A local (outgoing) tunnel forwards traffic coming to a local port to a specified remote port.
With sshg3
on the command line, the syntax of the
local tunneling command is the following:
client$ sshg3 -L [protocol/][listen-address:]listen-port:dst-host:dst-port server
Setting up local tunneling allocates a listener port on the local client. Whenever a connection is made to this listener, the connection is tunneled over Secure Shell to the remote server and another connection is made from the server to a specified destination host and port. The connection from the server onwards will not be secure, it is a normal TCP connection.
Figure 8.1 shows the different hosts and ports involved in local port forwarding.
For example, using SSH Tectia Client on the command line, when you issue the following command, all traffic coming to port 1234 on the client will be forwarded to port 23 on the server.
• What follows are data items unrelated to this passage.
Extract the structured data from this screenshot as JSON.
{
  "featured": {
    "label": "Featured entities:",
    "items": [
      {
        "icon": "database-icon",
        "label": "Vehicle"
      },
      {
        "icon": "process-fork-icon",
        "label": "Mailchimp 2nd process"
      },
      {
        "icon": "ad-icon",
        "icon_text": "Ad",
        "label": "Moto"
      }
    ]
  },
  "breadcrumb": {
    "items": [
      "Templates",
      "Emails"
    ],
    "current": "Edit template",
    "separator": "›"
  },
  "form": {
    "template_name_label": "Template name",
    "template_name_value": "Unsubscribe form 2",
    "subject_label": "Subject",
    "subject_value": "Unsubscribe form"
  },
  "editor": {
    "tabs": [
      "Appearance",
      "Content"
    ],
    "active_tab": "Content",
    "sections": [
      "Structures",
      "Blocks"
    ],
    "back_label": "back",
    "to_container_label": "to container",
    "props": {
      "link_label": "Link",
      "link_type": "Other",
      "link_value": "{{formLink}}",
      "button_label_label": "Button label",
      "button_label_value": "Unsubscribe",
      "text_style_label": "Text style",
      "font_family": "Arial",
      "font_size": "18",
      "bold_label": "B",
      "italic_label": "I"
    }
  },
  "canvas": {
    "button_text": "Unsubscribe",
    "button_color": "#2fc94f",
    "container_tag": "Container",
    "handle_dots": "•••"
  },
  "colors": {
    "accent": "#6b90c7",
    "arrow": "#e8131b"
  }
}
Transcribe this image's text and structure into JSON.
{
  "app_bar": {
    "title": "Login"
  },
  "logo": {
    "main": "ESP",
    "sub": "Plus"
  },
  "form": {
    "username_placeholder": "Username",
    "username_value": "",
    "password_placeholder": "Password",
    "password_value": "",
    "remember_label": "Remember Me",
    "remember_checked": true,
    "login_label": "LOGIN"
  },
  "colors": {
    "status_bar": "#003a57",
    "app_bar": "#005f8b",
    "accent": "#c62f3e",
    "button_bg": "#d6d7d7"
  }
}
See Figure 8.2.
client$ sshg3 -L 1234:localhost:23 username@sshserver
The forwarding address in the command is resolved at the (remote)
end point of the tunnel. In this case localhost
refers to
the server host (sshserver
).
To use the tunnel, the application to be tunneled is set to connect to the local listener port instead of connecting to the server directly. SSH Tectia Client forwards the connection securely to the remote server.
If you have three hosts, for example, sshclient
,
sshserver
, and imapserver
, and you forward the
traffic coming to the sshclient
's port 143
to
the imapserver
's port 143
, only the connection
between the sshclient
and sshserver
will be
secured. The command you use would be similar to the following:
sshclient$ sshg3 -L 143:imapserver:143 username@sshserver
Figure 8.3 shows an example where the Secure Shell server resides in the DMZ network. Connection is encrypted from the Secure Shell client to the Secure Shell server and continues unencrypted in the corporate network to the IMAP server.
Tunnels can also be defined for connection profiles in the Connection Broker configuration file.
The defined tunnels are opened automatically when a connection with the profile is made.
The following is an example from a ssh-broker-config.xml
file:
<profile id="id1" host="sshserver.example.com"> ... <tunnels> <local-tunnel type="tcp" listen-port="143" dst-host="imap.example.com" dst-port="143" allow-relay="no" /> ... </tunnels> </profile>
By default, local tunnels originating only from the client host itself
are allowed. To allow also other machines to connect to the tunnel listener
port, set the allow-relay
to yes
.
When using SSH Tectia Client with the Windows GUI, the tunneling settings can be made under Profile Settings → Tunneling. See Defining Tunneling (SSH Tectia Client).